2. Does separately stating a tariff fee on an invoice avoid sales tax?
No. States such as New Jersey have clarified that listing tariff charges separately does not remove them from the taxable price when the seller passes the cost to the customer.
3. How does South Carolina treat sales tax on tariffs?
South Carolina Rev. Rul. 20-4 explains that tariff costs are excluded from sales tax only when the purchaser is the importer of record and pays the tariff directly. When the seller is the importer, any tariff charge—separately stated or included in the price—remains taxable.
4. What is an “importer of record,” and why does it matter for sales tax?
The importer of record is the party legally responsible for clearing goods through customs and paying all associated duties and tariffs. Being the importer of record can shift the tariff cost away from the taxable sales price, potentially lowering the buyer’s sales-tax liability.
5. Are there strategies to minimize sales-tax exposure on tariffs?

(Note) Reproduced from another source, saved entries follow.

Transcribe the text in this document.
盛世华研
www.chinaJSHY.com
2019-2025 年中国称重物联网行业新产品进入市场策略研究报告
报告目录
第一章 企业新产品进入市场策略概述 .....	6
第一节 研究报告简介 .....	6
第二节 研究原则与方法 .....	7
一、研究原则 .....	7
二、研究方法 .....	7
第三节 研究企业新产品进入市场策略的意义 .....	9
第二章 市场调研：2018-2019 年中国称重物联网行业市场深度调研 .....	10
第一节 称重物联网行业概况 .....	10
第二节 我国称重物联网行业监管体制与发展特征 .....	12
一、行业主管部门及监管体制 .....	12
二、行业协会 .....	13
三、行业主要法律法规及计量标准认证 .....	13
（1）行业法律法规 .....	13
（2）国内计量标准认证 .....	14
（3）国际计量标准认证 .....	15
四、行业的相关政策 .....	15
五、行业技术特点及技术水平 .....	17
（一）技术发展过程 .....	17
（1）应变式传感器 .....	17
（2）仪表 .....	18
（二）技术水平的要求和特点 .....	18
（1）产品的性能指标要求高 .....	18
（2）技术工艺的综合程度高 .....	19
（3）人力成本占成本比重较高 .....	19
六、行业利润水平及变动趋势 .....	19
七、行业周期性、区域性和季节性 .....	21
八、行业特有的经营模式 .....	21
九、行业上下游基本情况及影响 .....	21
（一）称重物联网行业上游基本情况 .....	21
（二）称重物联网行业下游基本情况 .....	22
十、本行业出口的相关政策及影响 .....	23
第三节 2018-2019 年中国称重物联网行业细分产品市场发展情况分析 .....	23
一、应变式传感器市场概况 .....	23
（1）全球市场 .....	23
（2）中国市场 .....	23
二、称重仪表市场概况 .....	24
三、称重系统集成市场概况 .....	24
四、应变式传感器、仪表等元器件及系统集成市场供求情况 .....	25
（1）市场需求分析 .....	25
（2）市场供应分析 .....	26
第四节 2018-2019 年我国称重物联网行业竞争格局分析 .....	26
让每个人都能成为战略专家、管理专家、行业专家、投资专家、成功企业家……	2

Businesses often evaluate whether to become the importer of record for large purchases, use accurate item classifications, and review state-specific guidance. Consulting a multistate tax advisor can uncover additional planning opportunities.
6. Do all states follow the same rules on tariff and sales-tax treatment?
No. Sales-tax statutes vary widely. Some states have published formal guidance (e.g., South Carolina, New Jersey), while others remain silent. Companies must track each state’s rules where they ship or store inventory.